LUSTR: a new customizable tool for calling genome-wide germline and somatic short tandem repeat variants
Jinfeng Lu,
Camilo Toro,
David R. Adams,
Undiagnosed Diseases Network,
Cristiane Araujo Martins Moreno,
Wan-Ping Lee,
Yuk Yee Leung,
Mathew B. Harms,
Badri Vardarajan,
Erin L. Heinzen
Affiliations
Jinfeng Lu
Division of Pharmacotherapy and Experimental Therapeutics, Eshelman School of Pharmacy, University of North Carolina at Chapel Hill
Camilo Toro
NIH Undiagnosed Diseases Program, National Human Genome Research Institute (NHGRI), National Institutes of Health
David R. Adams
NIH Undiagnosed Diseases Program, National Human Genome Research Institute (NHGRI), National Institutes of Health
Undiagnosed Diseases Network
NIH Undiagnosed Diseases Program, National Human Genome Research Institute (NHGRI), National Institutes of Health
Cristiane Araujo Martins Moreno
Neurology Department, Universidade de São Paulo
Wan-Ping Lee
Penn Neurodegeneration Genomics Center, Department of Pathology and Laboratory MedicinePerelman School of Medicine, University of Pennsylvania
Yuk Yee Leung
Penn Neurodegeneration Genomics Center, Department of Pathology and Laboratory MedicinePerelman School of Medicine, University of Pennsylvania
Mathew B. Harms
Department of Neurology, Division of Neuromuscular Medicine, Columbia University Irving Medical Center
Badri Vardarajan
The Taub Institute for Research On Alzheimer’s Disease and the Aging Brain, Gertrude H. Sergievsky Center, Department of Neurology, College of Physicians and Surgeons, Columbia University, The New York Presbyterian Hospital
Erin L. Heinzen
Division of Pharmacotherapy and Experimental Therapeutics, Eshelman School of Pharmacy, University of North Carolina at Chapel Hill
Abstract Background Short tandem repeats (STRs) are widely distributed across the human genome and are associated with numerous neurological disorders.
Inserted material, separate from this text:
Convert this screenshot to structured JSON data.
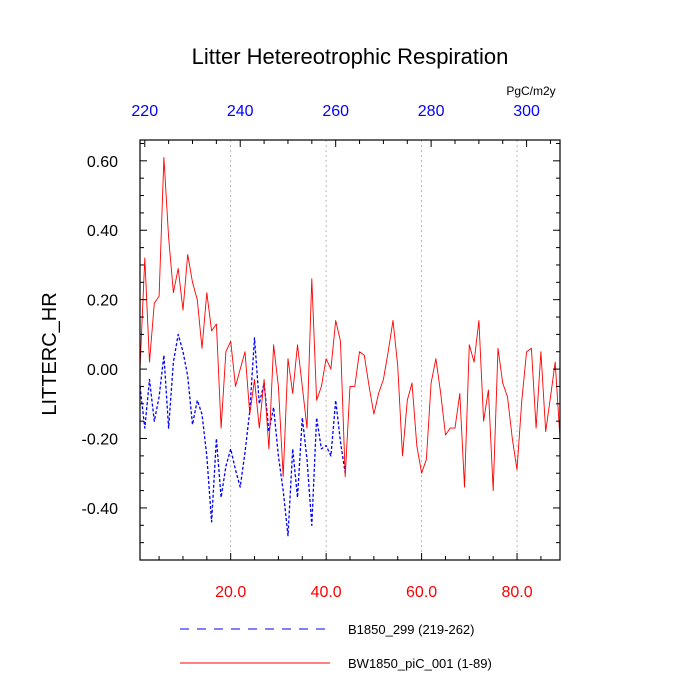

However, the extent that STRs contribute to disease is likely under-estimated because of the challenges calling these variants in short read next generation sequencing data. Several computational tools have been developed for STR variant calling, but none fully address all of the complexities associated with this variant class. Results Here we introduce LUSTR which is designed to address some of the challenges associated with STR variant calling by enabling more flexibility in defining STR loci, allowing for customizable modules to tailor analyses, and expanding the capability to call somatic and multiallelic STR variants. LUSTR is a user-friendly and easily customizable tool for targeted or unbiased genome-wide STR variant screening that can use either predefined or novel genome builds. Using both simulated and real data sets, we demonstrated that LUSTR accurately infers germline and somatic STR expansions in individuals with and without diseases. Conclusions LUSTR offers a powerful and user-friendly approach that allows for the identification of STR variants and can facilitate more comprehensive studies evaluating the role of pathogenic STR variants across human diseases.